3. He does describe "Vaudoux" as a dance and snake cult from what is now Benin, as well as the chica and calenda dances of slaves. Their skills as musicians also deserve mention, particularly in drums, violins, the banza, as well as their interest in European dances such as the minuet. Overwhelmingly, the portrait of blacks, particularly those from Africa, is one of superstitious, lazy, stupefied by European manufactured products (such as mirrors), poor with arithmetic and unable to give their precise age, ignorant, feeble-minded, polygamous, careless, and thieving. He also claims that 1/4 of all blacks sold into slavery from Africa were accused of witchcraft, the blacks worship fetishes (crude wooden statues, which sound like nkissi figures from Central Africa), the Creole slaves were smarter and preferred for domestic and skilled labour, mulatto slaves were almost exclusively domestic and considered themselves above blacks, and the Africans who spoke about their homeland loved it. He goes on to say that Negroes were capable of full emotions and some showed complete loyalty to their masters, as well as defending the Creole/Kreyol language as better-suited than French for expressing certain things. Interestingly, slaves of Amerindian origin were also illegally present in Saint Domingue, from Natchez, Lousiana, Canada, Guianas, the Caribs, and elsewhere. As mentioned previously,  woman’s headdresses were important; slave women loved undergarments and muslins from India/Persia and slave women shared clothes. I am surprised no one has researched clothing and dress among slave women and free women in Saint-Domingue, it sounds like an understudied but fascinating field for elucidating constructs of gender, class, status, and style in a colony where opulence and excess are always referenced.

4. Some of the problems of today's Haiti clearly arose in the colonial period. Soil erosion, for instance, was already severe by 1791. Epidemics of smallpox and other diseases, as well as earthquakes struck Saint-Domingue, too, including one that destroyed Port-au-Prince in 1770. Droughts, soil exhaustion, epidemics, and earthquakes made the profitable colony of Saint-Domingue a dangerous place and suggests a precarious future. Perhaps this is why Fumagalli asserts that Moreau de Saint-Méry and other French Saint-Dominguans envisioned taking over Spanish Santo Domingo to expand the plantation complex into the eastern half of the island. With increasing soil exhaustion and a sense of impending ecological doom from the plantation system within the small French colony on the island, expansion into Spanish Santo Domingo would be a rational decision. These issues also illustrate how the independent nation of Haiti inherited problems from European colonial destruction of the environment, which has worsened conditions for the independent states of the region. In my opinion, too often has this fact been conveniently 'forgotten' as a contributor to soil erosion, deforestation, and other signs of environmental change.

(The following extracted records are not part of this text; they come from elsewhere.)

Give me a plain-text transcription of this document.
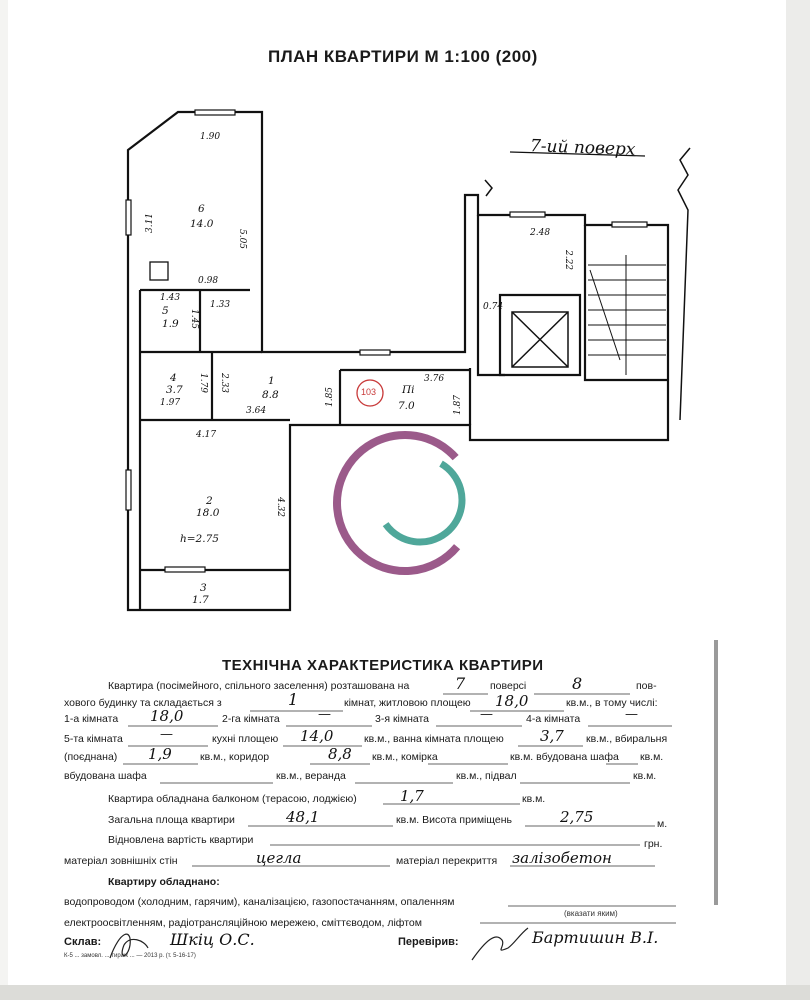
ПЛАН КВАРТИРИ М 1:100 (200)
7-ий поверх
6
14.0
5
1.9
4
3.7
1
8.8	Пі
7.0
2
18.0
h=2.75
3
1.7
103
1.90
3.11
5.05
0.98
1.43
1.33
1.45
1.97
1.79 2.33
3.64
1.85
3.76
1.87
4.17
4.32
2.48
2.22
0.74
ТЕХНІЧНА ХАРАКТЕРИСТИКА КВАРТИРИ
Квартира (посімейного, спільного заселення) розташована на	7 поверсі	8	пов-
хового будинку та складається з	1	кімнат, житловою площею 18,0	кв.м., в тому числі:
1-а кімната 18,0	2-га кімната	—	3-я кімната	—	4-а кімната	—
5-та кімната	—	кухні площею 14,0	кв.м., ванна кімната площею 3,7 кв.м., вбиральня
(поєднана) 1,9	кв.м., коридор	8,8 кв.м., комірка	кв.м. вбудована шафа кв.м.
вбудована шафа	кв.м., веранда	кв.м., підвал	кв.м.
Квартира обладнана балконом (терасою, лоджією)	1,7	кв.м.
Загальна площа квартири	48,1	кв.м. Висота приміщень	2,75	м.
Відновлена вартість квартири	грн.
матеріал зовнішніх стін	цегла	матеріал перекриття залізобетон
Квартиру обладнано:
водопроводом (холодним, гарячим), каналізацією, газопостачанням, опаленням
(вказати яким)
електроосвітленням, радіотрансляційною мережею, сміттєводом, ліфтом
Склав:	Шкіц О.С.	Перевірив:	Бартишин В.І.
К-5 ... замовл. ... тираж ... — 2013 р. (т. 5-16-17)
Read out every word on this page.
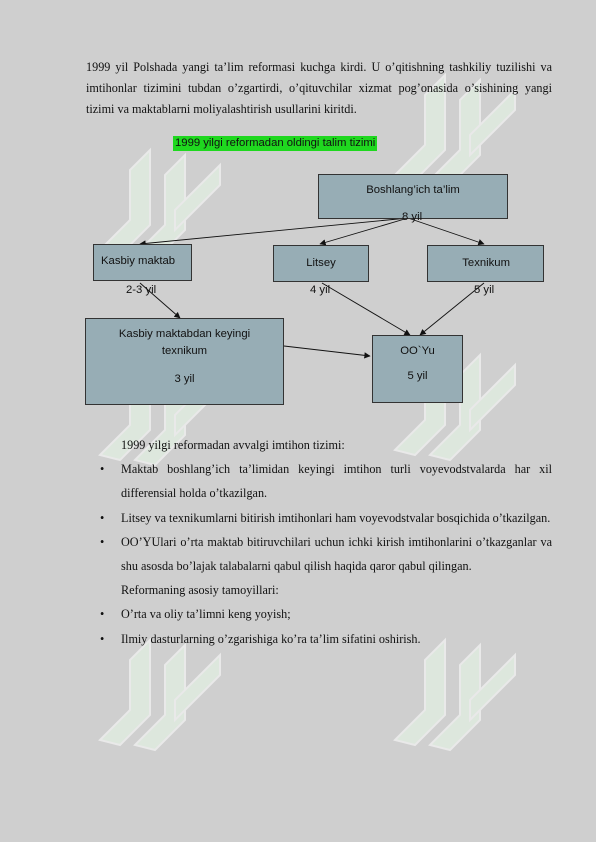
1999 yil Polshada yangi ta’lim reformasi kuchga kirdi. U o’qitishning tashkiliy tuzilishi va imtihonlar tizimini tubdan o’zgartirdi, o’qituvchilar xizmat pog’onasida o’sishining yangi tizimi va maktablarni moliyalashtirish usullarini kiritdi.
1999 yilgi reformadan oldingi talim tizimi
Boshlang’ich ta’lim
8 yil
Kasbiy maktab
2-3 yil
Litsey
4 yil
Texnikum
5 yil
Kasbiy maktabdan keyingi texnikum
3 yil
OO`Yu
5 yil
1999 yilgi reformadan avvalgi imtihon tizimi:
• Maktab boshlang’ich ta’limidan keyingi imtihon turli voyevodstvalarda har xil differensial holda o’tkazilgan.
• Litsey va texnikumlarni bitirish imtihonlari ham voyevodstvalar bosqichida o’tkazilgan.
• OO’YUlari o’rta maktab bitiruvchilari uchun ichki kirish imtihonlarini o’tkazganlar va shu asosda bo’lajak talabalarni qabul qilish haqida qaror qabul qilingan.
Reformaning asosiy tamoyillari:
• O’rta va oliy ta’limni keng yoyish;
• Ilmiy dasturlarning o’zgarishiga ko’ra ta’lim sifatini oshirish.
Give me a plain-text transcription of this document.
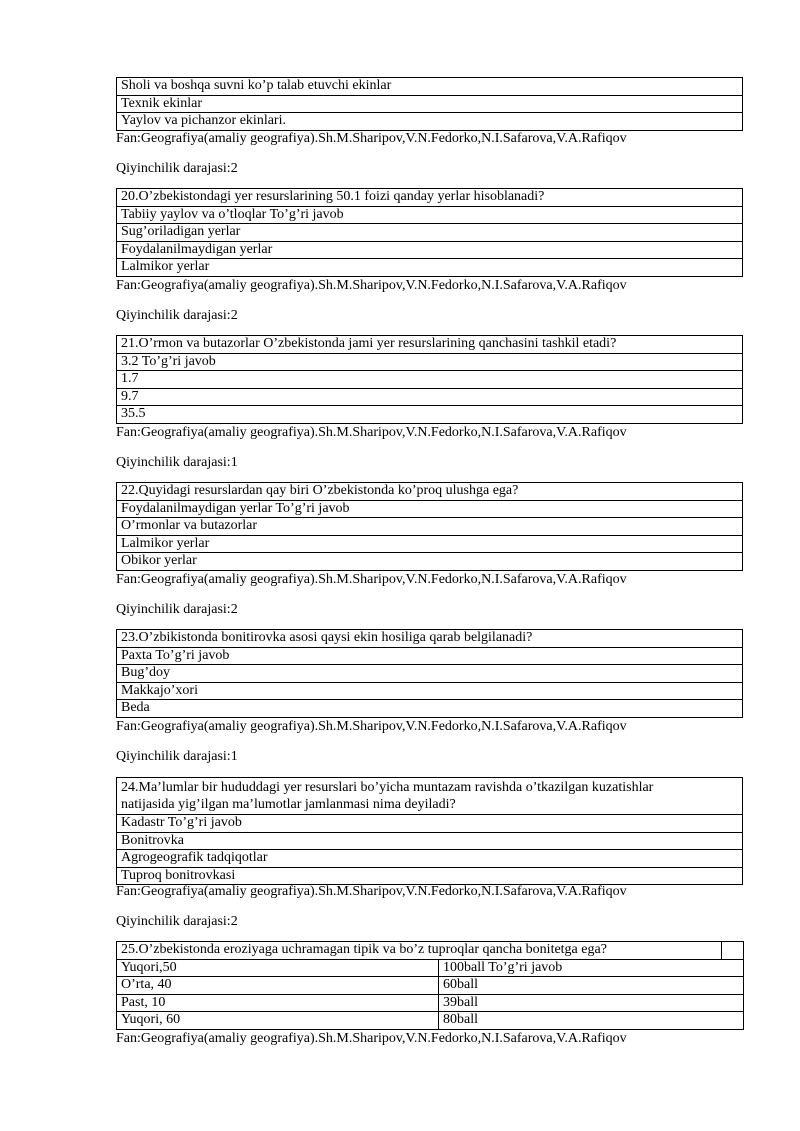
Sholi va boshqa suvni ko’p talab etuvchi ekinlar
Texnik ekinlar
Yaylov va pichanzor ekinlari.
Fan:Geografiya(amaliy geografiya).Sh.M.Sharipov,V.N.Fedorko,N.I.Safarova,V.A.Rafiqov
Qiyinchilik darajasi:2
20.O’zbekistondagi yer resurslarining 50.1 foizi qanday yerlar hisoblanadi?
Tabiiy yaylov va o’tloqlar To’g’ri javob
Sug’oriladigan yerlar
Foydalanilmaydigan yerlar
Lalmikor yerlar
Fan:Geografiya(amaliy geografiya).Sh.M.Sharipov,V.N.Fedorko,N.I.Safarova,V.A.Rafiqov
Qiyinchilik darajasi:2
21.O’rmon va butazorlar O’zbekistonda jami yer resurslarining qanchasini tashkil etadi?
3.2 To’g’ri javob
1.7
9.7
35.5
Fan:Geografiya(amaliy geografiya).Sh.M.Sharipov,V.N.Fedorko,N.I.Safarova,V.A.Rafiqov
Qiyinchilik darajasi:1
22.Quyidagi resurslardan qay biri O’zbekistonda ko’proq ulushga ega?
Foydalanilmaydigan yerlar To’g’ri javob
O’rmonlar va butazorlar
Lalmikor yerlar
Obikor yerlar
Fan:Geografiya(amaliy geografiya).Sh.M.Sharipov,V.N.Fedorko,N.I.Safarova,V.A.Rafiqov
Qiyinchilik darajasi:2
23.O’zbikistonda bonitirovka asosi qaysi ekin hosiliga qarab belgilanadi?
Paxta To’g’ri javob
Bug’doy
Makkajo’xori
Beda
Fan:Geografiya(amaliy geografiya).Sh.M.Sharipov,V.N.Fedorko,N.I.Safarova,V.A.Rafiqov
Qiyinchilik darajasi:1
24.Ma’lumlar bir hududdagi yer resurslari bo’yicha muntazam ravishda o’tkazilgan kuzatishlar natijasida yig’ilgan ma’lumotlar jamlanmasi nima deyiladi?
Kadastr To’g’ri javob
Bonitrovka
Agrogeografik tadqiqotlar
Tuproq bonitrovkasi
Fan:Geografiya(amaliy geografiya).Sh.M.Sharipov,V.N.Fedorko,N.I.Safarova,V.A.Rafiqov
Qiyinchilik darajasi:2
25.O’zbekistonda eroziyaga uchramagan tipik va bo’z tuproqlar qancha bonitetga ega?		
Yuqori,50	100ball To’g’ri javob	
O’rta, 40	60ball	
Past, 10	39ball	
Yuqori, 60	80ball	
Fan:Geografiya(amaliy geografiya).Sh.M.Sharipov,V.N.Fedorko,N.I.Safarova,V.A.Rafiqov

Naturally, one should be skeptical of many of de Saint-Méry's claims, particularly on the slaves, given his biases and prejudice as a slaveholder himself. However, his text is excessively detailed and informative on the economic, urban, rural, social, environmental, racial, and cultural factors at play. One should read his text with an open mind and analyze some of the postcolonial legacies inherited by Haiti, particularly how the color/caste system created the conditions under which Saint-Domingue would perish as well as those through which it would linger in Haiti.